Setting up Stellate for an existing GraphQL API is a straightforward process. At a high level, Stellate will set up an edge cache between your GraphQL service and any consumers, caching all the query results that go through. Consumers will communicate with your API through Stellate instead of directly to your server. When a query has a cache hit, Stellate serves it up without going to your service — much faster than a direct query. How much faster? We'll see in a bit.

First, we'll sign up for a Stellate account. Stellate provides a generous free tier supporting up to 5 million CDN requests per month so that you can get started quickly. After signing up and setting up your organization, Stellate asks you to create a new service by entering the URL of your GraphQL API. It will then attempt to fetch your GraphQL backend schema. Don't worry if you don't, as you can proceed without it. If your GraphQL service requires authentication, you'll need to enter the information for Stellate to work correctly. You'll also need to enter your desired subdomain that will serve as your service URL.

Once you finish this single step, Stellate will create a new edge cache with your service URL ready for you to use immediately. It can't get any simpler than that. The only thing you need to do is replace your service's URL with the provided Stellate service URL for any consumers of your API, and you can begin using the CDN instantly.

Load testing Stellate

Let's see how the CDN helps with performance by running the same Artillery test script pointing at our new Stellate edge cache. The only change we need to make is to switch the config.target URL in our Artillery test script.

Let's go back to running the tests, but this time we'll run the tests on ten workers (up from one that we ran the first test with) to increase the amount of traffic to the service by 10x:

Copied to clipboard!
artillery run-test --region eu-west-2 --count users-test.yaml
Copied to clipboard!
All VUs finished. Total time: 12 minutes, 3 seconds

--------------------------------
Summary report @ 08:44:21(+0100)
--------------------------------

vusers.created_by_name.Fetch user data: ..................... 150000
vusers.created.total: ....................................... 150000
vusers.completed: ........................................... 150000
http.request_rate: .......................................... 2773/sec
http.requests: .............................................. 1650000
http.codes.200: ............................................. 1650000
http.responses: ............................................. 1650000
http.response_time:
  min: ...................................................... 1
  max: ...................................................... 81
  median: ................................................... 2
  p95: ...................................................... 4
  p99: ...................................................... 7

How about that? the median and 99th percentile response times are an order of magnitude lower when using Stellate, despite throwing ten times more traffic at it.

Conclusion

If you're a developer and you're worried about running into performance issues with your GraphQL APIs, it sure looks like Stellate can help with intelligent GraphQL-specific caching to reduce load on your origin server and improve the experience of users of your service.

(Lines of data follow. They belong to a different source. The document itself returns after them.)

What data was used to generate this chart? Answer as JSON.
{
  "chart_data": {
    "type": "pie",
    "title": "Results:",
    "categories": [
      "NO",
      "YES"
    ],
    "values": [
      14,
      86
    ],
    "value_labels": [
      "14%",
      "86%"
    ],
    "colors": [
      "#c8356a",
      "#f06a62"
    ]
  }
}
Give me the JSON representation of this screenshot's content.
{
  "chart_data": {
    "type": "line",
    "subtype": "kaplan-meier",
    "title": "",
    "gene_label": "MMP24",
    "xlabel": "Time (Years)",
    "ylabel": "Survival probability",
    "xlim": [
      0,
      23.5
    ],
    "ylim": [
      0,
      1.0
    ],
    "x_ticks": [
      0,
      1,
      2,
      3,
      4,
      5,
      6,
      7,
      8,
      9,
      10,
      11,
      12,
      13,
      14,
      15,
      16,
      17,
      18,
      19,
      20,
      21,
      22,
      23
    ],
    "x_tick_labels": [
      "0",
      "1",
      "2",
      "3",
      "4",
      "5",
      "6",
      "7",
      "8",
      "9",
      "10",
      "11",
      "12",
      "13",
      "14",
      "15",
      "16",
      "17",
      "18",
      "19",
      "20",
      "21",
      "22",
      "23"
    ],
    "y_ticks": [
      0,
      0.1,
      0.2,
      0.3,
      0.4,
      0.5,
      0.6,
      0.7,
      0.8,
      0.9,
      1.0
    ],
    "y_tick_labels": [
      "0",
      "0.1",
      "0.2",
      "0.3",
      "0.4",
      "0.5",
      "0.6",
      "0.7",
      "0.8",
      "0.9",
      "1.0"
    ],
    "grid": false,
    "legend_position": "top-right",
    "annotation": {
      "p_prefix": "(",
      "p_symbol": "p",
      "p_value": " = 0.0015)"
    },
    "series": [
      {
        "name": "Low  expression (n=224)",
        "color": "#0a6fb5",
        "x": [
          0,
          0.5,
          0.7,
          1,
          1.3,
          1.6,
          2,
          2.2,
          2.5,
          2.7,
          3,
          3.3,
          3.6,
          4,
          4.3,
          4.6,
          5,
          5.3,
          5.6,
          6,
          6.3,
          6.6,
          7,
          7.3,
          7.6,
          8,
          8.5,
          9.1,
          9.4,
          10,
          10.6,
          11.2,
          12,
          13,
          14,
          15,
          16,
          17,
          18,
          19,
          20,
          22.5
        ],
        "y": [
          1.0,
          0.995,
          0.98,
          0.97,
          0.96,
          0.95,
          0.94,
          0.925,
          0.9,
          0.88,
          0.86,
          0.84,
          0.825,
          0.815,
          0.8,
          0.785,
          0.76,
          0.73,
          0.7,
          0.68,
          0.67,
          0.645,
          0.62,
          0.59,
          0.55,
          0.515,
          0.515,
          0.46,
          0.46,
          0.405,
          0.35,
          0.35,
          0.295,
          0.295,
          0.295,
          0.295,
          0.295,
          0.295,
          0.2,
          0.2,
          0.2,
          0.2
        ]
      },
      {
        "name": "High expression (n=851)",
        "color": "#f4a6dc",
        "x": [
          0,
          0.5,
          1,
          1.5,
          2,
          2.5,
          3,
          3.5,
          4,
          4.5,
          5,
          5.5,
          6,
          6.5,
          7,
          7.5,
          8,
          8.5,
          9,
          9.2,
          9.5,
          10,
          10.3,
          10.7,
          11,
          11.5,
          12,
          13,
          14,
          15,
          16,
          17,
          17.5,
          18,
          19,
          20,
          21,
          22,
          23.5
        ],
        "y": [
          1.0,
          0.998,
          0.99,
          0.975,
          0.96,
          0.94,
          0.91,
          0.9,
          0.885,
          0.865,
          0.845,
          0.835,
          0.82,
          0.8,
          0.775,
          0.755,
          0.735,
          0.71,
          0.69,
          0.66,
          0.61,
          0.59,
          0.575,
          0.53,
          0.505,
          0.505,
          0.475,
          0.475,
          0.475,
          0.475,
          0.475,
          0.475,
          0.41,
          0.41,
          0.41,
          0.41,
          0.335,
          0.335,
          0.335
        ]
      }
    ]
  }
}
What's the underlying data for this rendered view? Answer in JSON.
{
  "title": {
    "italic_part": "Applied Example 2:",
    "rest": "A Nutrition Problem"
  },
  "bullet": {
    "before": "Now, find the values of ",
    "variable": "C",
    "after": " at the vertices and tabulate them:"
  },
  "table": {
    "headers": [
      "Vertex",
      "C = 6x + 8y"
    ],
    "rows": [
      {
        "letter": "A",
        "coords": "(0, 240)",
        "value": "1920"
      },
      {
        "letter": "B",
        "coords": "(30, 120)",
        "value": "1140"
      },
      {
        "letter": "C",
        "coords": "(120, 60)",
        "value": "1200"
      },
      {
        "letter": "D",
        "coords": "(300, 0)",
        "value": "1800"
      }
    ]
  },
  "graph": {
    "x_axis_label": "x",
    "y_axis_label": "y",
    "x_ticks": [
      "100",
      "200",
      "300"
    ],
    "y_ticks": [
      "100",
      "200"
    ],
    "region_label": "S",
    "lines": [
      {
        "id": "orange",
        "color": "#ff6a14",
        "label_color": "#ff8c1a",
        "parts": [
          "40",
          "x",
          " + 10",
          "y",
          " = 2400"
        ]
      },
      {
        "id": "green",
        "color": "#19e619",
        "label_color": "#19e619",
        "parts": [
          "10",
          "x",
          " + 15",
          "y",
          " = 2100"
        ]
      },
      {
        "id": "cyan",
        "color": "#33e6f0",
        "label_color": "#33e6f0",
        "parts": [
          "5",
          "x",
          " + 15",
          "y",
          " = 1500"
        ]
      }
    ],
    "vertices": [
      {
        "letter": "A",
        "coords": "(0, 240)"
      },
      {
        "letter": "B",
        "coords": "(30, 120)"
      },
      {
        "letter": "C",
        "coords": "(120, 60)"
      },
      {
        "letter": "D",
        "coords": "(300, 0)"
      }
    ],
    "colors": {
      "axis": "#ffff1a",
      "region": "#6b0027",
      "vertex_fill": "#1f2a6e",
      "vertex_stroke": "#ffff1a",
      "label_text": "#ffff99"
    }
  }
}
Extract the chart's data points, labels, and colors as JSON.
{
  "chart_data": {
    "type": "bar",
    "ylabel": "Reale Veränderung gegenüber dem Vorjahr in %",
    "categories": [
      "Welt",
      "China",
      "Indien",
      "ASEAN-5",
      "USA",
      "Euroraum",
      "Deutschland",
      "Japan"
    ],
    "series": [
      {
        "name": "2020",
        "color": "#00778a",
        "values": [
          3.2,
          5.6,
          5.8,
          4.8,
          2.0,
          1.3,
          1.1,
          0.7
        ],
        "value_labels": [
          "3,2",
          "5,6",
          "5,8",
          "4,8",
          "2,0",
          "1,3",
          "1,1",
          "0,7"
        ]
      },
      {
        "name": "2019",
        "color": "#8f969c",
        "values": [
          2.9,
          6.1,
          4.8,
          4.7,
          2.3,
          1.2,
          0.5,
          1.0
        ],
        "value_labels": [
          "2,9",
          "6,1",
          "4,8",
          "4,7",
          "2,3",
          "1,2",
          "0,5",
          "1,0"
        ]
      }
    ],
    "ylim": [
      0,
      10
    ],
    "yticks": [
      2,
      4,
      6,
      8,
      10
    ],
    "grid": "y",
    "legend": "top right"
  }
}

If you're an SRE, you know that testing critical dependencies of the services you're looking after is part of Testing For Reliability. "If you haven't tried it, assume it's broken." is a a great guiding principle, which often extends to "Trust but verify" when it comes to performance & reliability claims by third-party services. Artillery is there for you for those scenarios. In this case, we've verified that Stellate is doing a stellar job.

(It goes without saying that you should always make sure to check and comply with ToS of any hosted services when it comes to load testing.)